Big Star: The Pontiac space has a name.

The most talked about bar that hasn't opened yet has become a little easier to talk about: The Terry Alexander/Donnie Madia/Paul Kahan joint in the former Pontiac space has been named Big Star.
As previously reported, Big Star will be a taqueria (see the simple—but enticing—menu below), but also a kind of honky-tonk dive bar: the beer will be cheap (some of it, anyway), the music will be country (again: some of it), and the vibe will be as debaucherous as a bar in the middle of Wicker Park can be these days. Which Alexander hopes is still pretty debaucherous: "One underlying reason we chose to take over an 'iconic' location was our long history with the neighborhood and our desire to see Wicker Park remain interesting and creative and not filled with sports bars, Starbucks and Jimmy John’s," he says.
A sneak preview tour of Big Star is included in the Publican's Oct 18 James Beard dinner. Big Star is slated to open by the end of the month.
Full menu and publicity text after the jump.
"A dive bar. A small taqueria. A honky-tonk in the middle of Wicker Park, inspired by the Depression-era Bakersfield scene. Inexpensive, approachable and committed to excellence in food, spirits and service. Turntables and country music. Sounds simple, except the kitchen is led by James Beard award-winning chef Paul Kahan, co-owner of Blackbird, avec and The Publican; the dive bar is directed by Michael Rubel from the Violet Hour; and the music is selected by DJs from Danny’s Tavern and Reckless Records.

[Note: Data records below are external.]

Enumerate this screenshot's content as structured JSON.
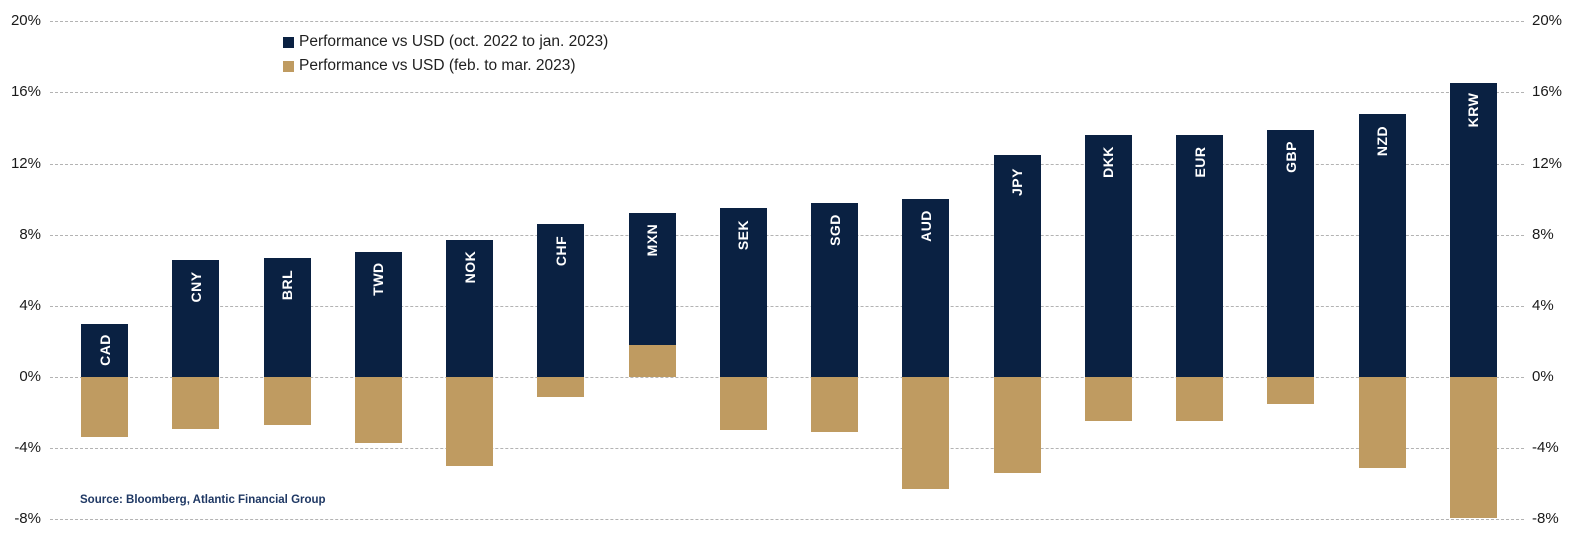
{
  "chart_data": {
    "type": "bar",
    "title": "",
    "categories": [
      "CAD",
      "CNY",
      "BRL",
      "TWD",
      "NOK",
      "CHF",
      "MXN",
      "SEK",
      "SGD",
      "AUD",
      "JPY",
      "DKK",
      "EUR",
      "GBP",
      "NZD",
      "KRW"
    ],
    "series": [
      {
        "name": "Performance vs USD (oct. 2022 to jan. 2023)",
        "color": "#0a2142",
        "values": [
          3.0,
          6.6,
          6.7,
          7.0,
          7.7,
          8.6,
          9.2,
          9.5,
          9.8,
          10.0,
          12.5,
          13.6,
          13.6,
          13.9,
          14.8,
          16.5
        ]
      },
      {
        "name": "Performance vs USD (feb. to mar. 2023)",
        "color": "#bf9b61",
        "values": [
          -3.4,
          -2.9,
          -2.7,
          -3.7,
          -5.0,
          -1.1,
          1.8,
          -3.0,
          -3.1,
          -6.3,
          -5.4,
          -2.5,
          -2.5,
          -1.5,
          -5.1,
          -7.9
        ]
      }
    ],
    "xlabel": "",
    "ylabel": "",
    "ylim": [
      -8,
      20
    ],
    "yticks": [
      "20%",
      "16%",
      "12%",
      "8%",
      "4%",
      "0%",
      "-4%",
      "-8%"
    ],
    "yticks_both_sides": true,
    "grid": "horizontal-dashed",
    "legend_position": "top-left-inset",
    "bar_labels": "category-code-inside-top-rotated",
    "source": "Source: Bloomberg, Atlantic Financial Group"
  }
}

Between 1935 and roughly 1942, tens of thousands of working-class people from Oklahoma, Texas, Arkansas and Missouri descended on the West Coast — particularly Los Angeles and California's Central Valley. The Depression-era migration was also connected to the devastating 1935-1938 dust storms of the Southern Plains, but the majority of the exodus was economically based.

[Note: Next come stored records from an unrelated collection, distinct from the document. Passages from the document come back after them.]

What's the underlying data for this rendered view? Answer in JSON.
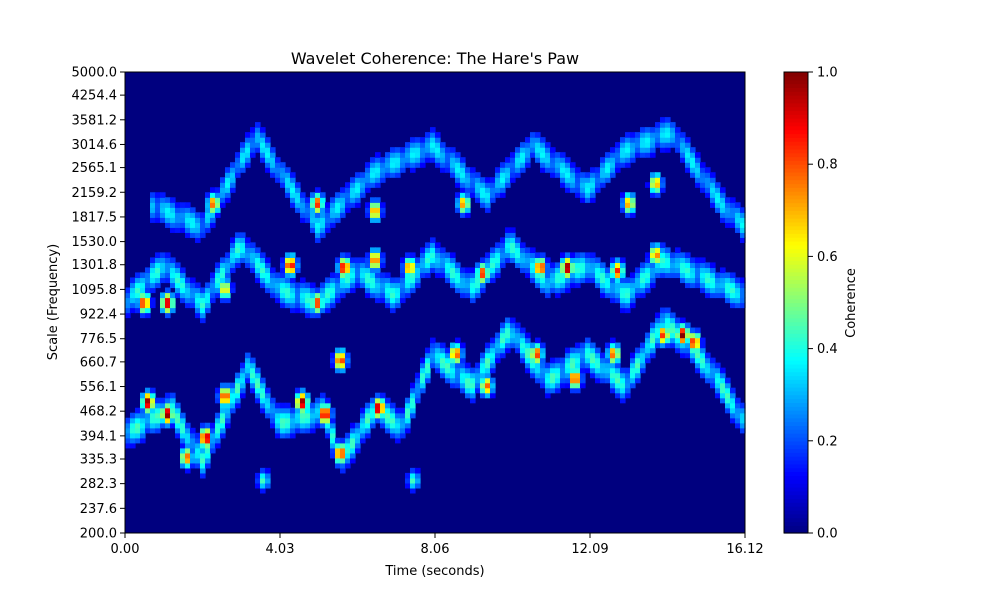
{
  "chart_data": {
    "type": "heatmap",
    "title": "Wavelet Coherence: The Hare's Paw",
    "xlabel": "Time (seconds)",
    "ylabel": "Scale (Frequency)",
    "xlim": [
      0,
      16.12
    ],
    "ylim": [
      200.0,
      5000.0
    ],
    "y_scale": "log",
    "x_ticks": [
      "0.00",
      "4.03",
      "8.06",
      "12.09",
      "16.12"
    ],
    "y_ticks": [
      "200.0",
      "237.6",
      "282.3",
      "335.3",
      "394.1",
      "468.2",
      "556.1",
      "660.7",
      "776.5",
      "922.4",
      "1095.8",
      "1301.8",
      "1530.0",
      "1817.5",
      "2159.2",
      "2565.1",
      "3014.6",
      "3581.2",
      "4254.4",
      "5000.0"
    ],
    "colorbar": {
      "label": "Coherence",
      "range": [
        0,
        1
      ],
      "ticks": [
        "0.0",
        "0.2",
        "0.4",
        "0.6",
        "0.8",
        "1.0"
      ],
      "colormap": "jet"
    },
    "background_value": 0.0,
    "ridges": [
      {
        "t": [
          0.0,
          1.2,
          2.0,
          3.2,
          4.0,
          5.2,
          5.6,
          6.5,
          7.2,
          8.0,
          9.0,
          10.0,
          11.0,
          12.0,
          13.0,
          14.0,
          14.8,
          15.5,
          16.12
        ],
        "f": [
          400,
          480,
          330,
          640,
          430,
          470,
          330,
          480,
          420,
          700,
          560,
          830,
          580,
          700,
          560,
          880,
          720,
          560,
          430
        ],
        "peak": 0.9
      },
      {
        "t": [
          0.0,
          1.0,
          2.0,
          3.0,
          4.0,
          5.0,
          6.0,
          7.0,
          8.0,
          9.0,
          10.0,
          11.0,
          12.0,
          13.0,
          14.0,
          15.0,
          16.12
        ],
        "f": [
          1000,
          1300,
          980,
          1500,
          1100,
          1000,
          1250,
          1050,
          1400,
          1100,
          1500,
          1150,
          1300,
          1050,
          1350,
          1200,
          1050
        ],
        "peak": 0.85
      },
      {
        "t": [
          0.6,
          2.0,
          3.4,
          5.0,
          6.5,
          8.0,
          9.4,
          10.6,
          12.0,
          13.0,
          14.2,
          15.5,
          16.12
        ],
        "f": [
          2000,
          1700,
          3200,
          1700,
          2500,
          3000,
          2100,
          3000,
          2200,
          2900,
          3300,
          2000,
          1700
        ],
        "peak": 0.75
      }
    ],
    "blobs": [
      {
        "t": 0.6,
        "f": 500,
        "v": 1.0
      },
      {
        "t": 1.1,
        "f": 460,
        "v": 1.0
      },
      {
        "t": 2.1,
        "f": 390,
        "v": 1.0
      },
      {
        "t": 1.6,
        "f": 340,
        "v": 0.8
      },
      {
        "t": 2.6,
        "f": 520,
        "v": 0.9
      },
      {
        "t": 4.6,
        "f": 500,
        "v": 1.0
      },
      {
        "t": 5.2,
        "f": 460,
        "v": 1.0
      },
      {
        "t": 5.6,
        "f": 350,
        "v": 0.9
      },
      {
        "t": 5.6,
        "f": 670,
        "v": 0.9
      },
      {
        "t": 6.6,
        "f": 480,
        "v": 1.0
      },
      {
        "t": 0.5,
        "f": 1000,
        "v": 0.9
      },
      {
        "t": 1.1,
        "f": 1000,
        "v": 0.95
      },
      {
        "t": 2.6,
        "f": 1100,
        "v": 0.7
      },
      {
        "t": 4.3,
        "f": 1300,
        "v": 0.95
      },
      {
        "t": 5.0,
        "f": 1000,
        "v": 0.85
      },
      {
        "t": 5.7,
        "f": 1280,
        "v": 0.95
      },
      {
        "t": 6.5,
        "f": 1350,
        "v": 0.85
      },
      {
        "t": 7.4,
        "f": 1280,
        "v": 0.8
      },
      {
        "t": 9.3,
        "f": 1230,
        "v": 0.85
      },
      {
        "t": 10.8,
        "f": 1280,
        "v": 0.9
      },
      {
        "t": 11.5,
        "f": 1280,
        "v": 1.0
      },
      {
        "t": 12.8,
        "f": 1250,
        "v": 0.85
      },
      {
        "t": 13.8,
        "f": 1400,
        "v": 0.8
      },
      {
        "t": 2.3,
        "f": 2000,
        "v": 0.8
      },
      {
        "t": 5.0,
        "f": 2000,
        "v": 0.85
      },
      {
        "t": 6.5,
        "f": 1900,
        "v": 0.8
      },
      {
        "t": 8.8,
        "f": 2000,
        "v": 0.75
      },
      {
        "t": 13.1,
        "f": 2000,
        "v": 0.75
      },
      {
        "t": 13.8,
        "f": 2300,
        "v": 0.75
      },
      {
        "t": 8.6,
        "f": 700,
        "v": 0.85
      },
      {
        "t": 10.7,
        "f": 700,
        "v": 0.85
      },
      {
        "t": 11.7,
        "f": 590,
        "v": 0.9
      },
      {
        "t": 12.7,
        "f": 700,
        "v": 0.8
      },
      {
        "t": 14.0,
        "f": 800,
        "v": 0.85
      },
      {
        "t": 14.5,
        "f": 800,
        "v": 1.0
      },
      {
        "t": 14.8,
        "f": 760,
        "v": 0.9
      },
      {
        "t": 9.4,
        "f": 560,
        "v": 0.8
      },
      {
        "t": 3.6,
        "f": 290,
        "v": 0.45
      },
      {
        "t": 7.5,
        "f": 290,
        "v": 0.45
      }
    ]
  }
}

The honky-tonks of Bakersfield and Kern County included places like Ethel’s Old Corral, The Pioneer Club, the Rhythm Rancho and the Texhoma Club, which made their rural Southern association in name and with “rude decor.” These clubs were often rough and embraced drink, violence and rebellion. This was a society of extremes: sobriety and drunkenness, piety and hell-raising, wild Saturday nights followed by Sunday religious revivals.

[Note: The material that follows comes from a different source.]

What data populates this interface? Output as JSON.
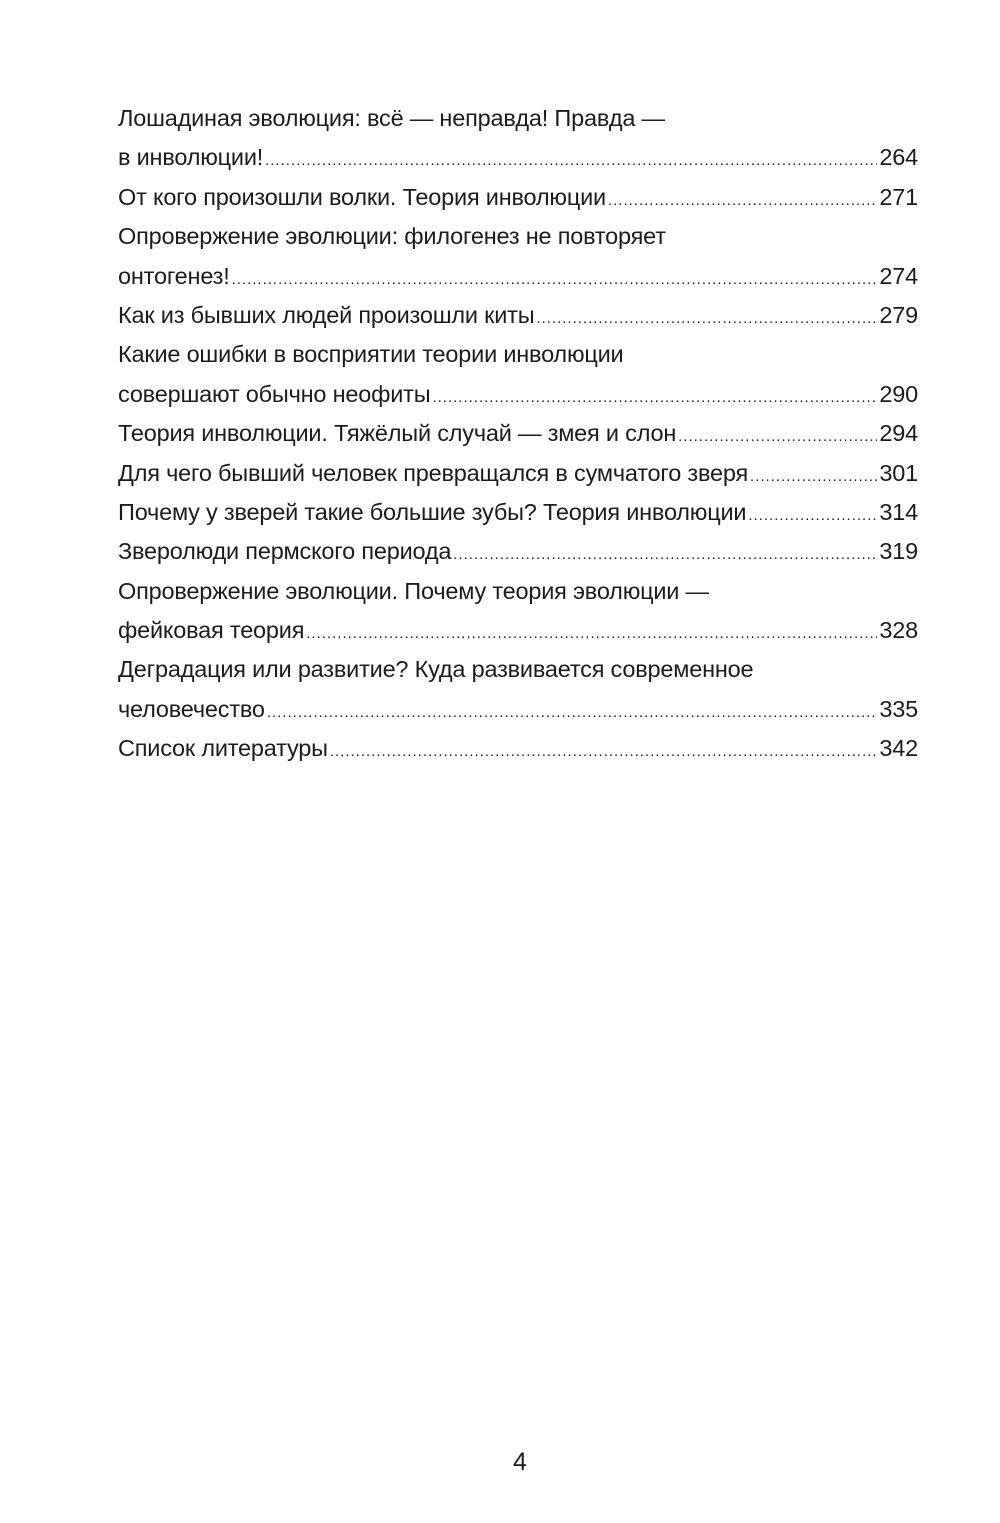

In the early '40s, the Big Star location was a gas station called The Pierce Street Garage. Later it was abandoned; then it became a little-used car wash before it was resurrected into the Pontiac Produce Company in 1993, a small indoor-outdoor produce store. As the neighborhood began to prosper and gentrify, the Pontiac transformed from a market to a quintessential Wicker Park hangout. A week before Halloween, 2008, the Pontiac closed.
"When the opportunity arose to purchase the Pontiac," said partner Terry Alexander, "one underlying reason we chose to take over an 'iconic' location was our long history with the neighborhood and our desire to see Wicker Park remain interesting and creative and not filled with sports bars, Starbucks and Jimmy John’s."
Adding, "Bakersfield, in the late '30s and early '40s, was one of those rare unions of people, place and time, talent, opportunity and purpose, that symbolized a city transformed by music. In this spirit, we have created Big Star."